As expected, Microsoft announced layoffs last week, a rare event in the company’s history. The actual scale – 5,000 Microsoft employees and as many as 5,000 contractors – seems to have shocked analysts and reporters so much that they ignored a few salient facts.
Microsoft shed 1,500 employees at the time of the announcement and plans to lay off 3,500 more over the next 18 months. But, during the same period, CEO Steve Ballmer said in a staff memo the company will add 2,000 to 3,000 new positions for its new initiatives, many of which are focused on cloud computing, applications that run in a distributed fashion over the Internet instead of being housed on individual personal computers or servers.
Even more specifically, insiders are claiming that the majority of the first cuts are in the Xbox, Zune, and Windows Mobile divisions of the company, according to veteran Microsoft reporter Mary-Jo Foley.
We have no word yet at TidBITS as to whether any Macintosh Business Unit staff have been let go. The MacBU develops core business and communications software for Mac OS X, such as the Office suite.

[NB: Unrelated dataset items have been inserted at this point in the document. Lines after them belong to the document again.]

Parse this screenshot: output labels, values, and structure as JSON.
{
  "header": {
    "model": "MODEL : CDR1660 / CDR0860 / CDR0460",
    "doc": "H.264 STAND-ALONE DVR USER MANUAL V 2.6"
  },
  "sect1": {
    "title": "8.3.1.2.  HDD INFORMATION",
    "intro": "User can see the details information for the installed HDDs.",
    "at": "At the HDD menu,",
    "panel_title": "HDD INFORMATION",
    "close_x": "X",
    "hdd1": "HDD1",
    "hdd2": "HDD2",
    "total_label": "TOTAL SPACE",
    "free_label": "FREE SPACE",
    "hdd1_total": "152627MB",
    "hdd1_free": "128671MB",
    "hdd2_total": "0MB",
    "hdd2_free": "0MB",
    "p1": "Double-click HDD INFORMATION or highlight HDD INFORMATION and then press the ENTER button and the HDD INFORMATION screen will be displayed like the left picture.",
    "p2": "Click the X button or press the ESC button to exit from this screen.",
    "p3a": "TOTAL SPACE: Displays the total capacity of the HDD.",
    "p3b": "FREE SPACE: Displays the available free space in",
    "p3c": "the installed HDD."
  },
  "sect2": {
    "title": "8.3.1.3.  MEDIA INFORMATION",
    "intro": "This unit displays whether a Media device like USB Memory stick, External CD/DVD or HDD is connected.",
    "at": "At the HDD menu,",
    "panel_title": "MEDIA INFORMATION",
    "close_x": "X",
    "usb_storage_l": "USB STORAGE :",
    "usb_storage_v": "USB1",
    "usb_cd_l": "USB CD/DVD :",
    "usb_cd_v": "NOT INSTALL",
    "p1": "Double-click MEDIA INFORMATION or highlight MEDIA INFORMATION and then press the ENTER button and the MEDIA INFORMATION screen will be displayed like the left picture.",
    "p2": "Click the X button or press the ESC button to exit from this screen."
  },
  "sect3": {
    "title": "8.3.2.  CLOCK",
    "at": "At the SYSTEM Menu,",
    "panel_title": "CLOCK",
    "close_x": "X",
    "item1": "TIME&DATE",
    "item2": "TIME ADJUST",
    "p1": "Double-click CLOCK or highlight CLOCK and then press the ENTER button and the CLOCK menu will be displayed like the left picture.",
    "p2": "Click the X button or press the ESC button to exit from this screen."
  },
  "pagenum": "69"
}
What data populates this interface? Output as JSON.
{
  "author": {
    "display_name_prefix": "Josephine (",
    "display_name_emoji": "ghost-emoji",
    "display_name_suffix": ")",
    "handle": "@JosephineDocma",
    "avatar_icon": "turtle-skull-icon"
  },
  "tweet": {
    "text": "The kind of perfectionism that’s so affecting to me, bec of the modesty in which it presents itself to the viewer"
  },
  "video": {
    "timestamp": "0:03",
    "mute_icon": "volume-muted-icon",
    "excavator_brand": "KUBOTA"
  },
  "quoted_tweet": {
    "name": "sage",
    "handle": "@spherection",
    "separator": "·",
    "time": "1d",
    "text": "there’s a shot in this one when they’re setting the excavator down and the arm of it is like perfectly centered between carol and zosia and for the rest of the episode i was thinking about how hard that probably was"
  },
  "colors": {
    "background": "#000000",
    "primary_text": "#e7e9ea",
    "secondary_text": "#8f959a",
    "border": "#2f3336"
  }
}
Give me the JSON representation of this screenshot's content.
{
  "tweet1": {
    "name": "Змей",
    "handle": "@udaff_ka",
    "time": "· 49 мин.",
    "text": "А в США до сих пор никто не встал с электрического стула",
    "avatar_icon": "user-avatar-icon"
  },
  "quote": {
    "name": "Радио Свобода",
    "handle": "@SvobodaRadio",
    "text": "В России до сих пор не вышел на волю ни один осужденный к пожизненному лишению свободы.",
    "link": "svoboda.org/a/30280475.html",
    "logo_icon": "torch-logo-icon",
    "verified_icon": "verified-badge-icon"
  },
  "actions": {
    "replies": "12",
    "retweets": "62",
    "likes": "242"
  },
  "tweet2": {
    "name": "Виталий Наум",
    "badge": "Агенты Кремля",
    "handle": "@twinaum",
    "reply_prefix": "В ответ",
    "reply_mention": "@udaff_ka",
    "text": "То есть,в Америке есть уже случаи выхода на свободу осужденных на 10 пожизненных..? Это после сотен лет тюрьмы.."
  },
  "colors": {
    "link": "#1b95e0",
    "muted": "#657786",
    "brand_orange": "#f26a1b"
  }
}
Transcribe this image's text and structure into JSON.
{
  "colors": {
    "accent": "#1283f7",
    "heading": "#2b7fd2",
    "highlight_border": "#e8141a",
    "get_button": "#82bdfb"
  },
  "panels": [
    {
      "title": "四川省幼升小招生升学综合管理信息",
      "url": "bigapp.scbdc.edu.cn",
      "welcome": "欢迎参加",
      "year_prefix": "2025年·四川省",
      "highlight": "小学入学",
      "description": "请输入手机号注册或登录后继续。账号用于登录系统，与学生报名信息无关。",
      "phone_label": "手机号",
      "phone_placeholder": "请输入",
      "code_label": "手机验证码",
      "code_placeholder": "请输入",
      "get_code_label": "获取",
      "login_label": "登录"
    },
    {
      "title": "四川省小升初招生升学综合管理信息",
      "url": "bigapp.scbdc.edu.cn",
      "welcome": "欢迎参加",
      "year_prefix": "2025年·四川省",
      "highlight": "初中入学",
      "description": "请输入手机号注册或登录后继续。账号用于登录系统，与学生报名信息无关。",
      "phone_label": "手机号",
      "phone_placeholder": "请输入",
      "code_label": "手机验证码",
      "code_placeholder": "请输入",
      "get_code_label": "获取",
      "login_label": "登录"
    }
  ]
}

It’s well known in the Seattle area that Microsoft has a penchant for hiring and no talent for firing. Very few people are involuntarily separated from the company headquartered in Redmond, WA, even after they’ve committed egregious blunders or exhibited total and complete incompetence. (Theft is another matter.)
As a result, Microsoft employs a lot of people that don’t contribute directly to the company’s bottom line. The areas that Ballmer said would be cut were largely support staff: IT, human resources, marketing, and so forth, rather than the muscle and sinew of the company, its core programming efforts.
It’s never a good day to lose one’s job, and one hopes that the most competent and able folks will be able to shift within the company to the new positions opening up.
And, by the way, Microsoft made $4.2 billion dollars on $16.6 billion in revenue in the last quarter, and has $20 billion in the bank. These moves are expected to save them $1.5 billion a year in expense and $700 million in capital spending.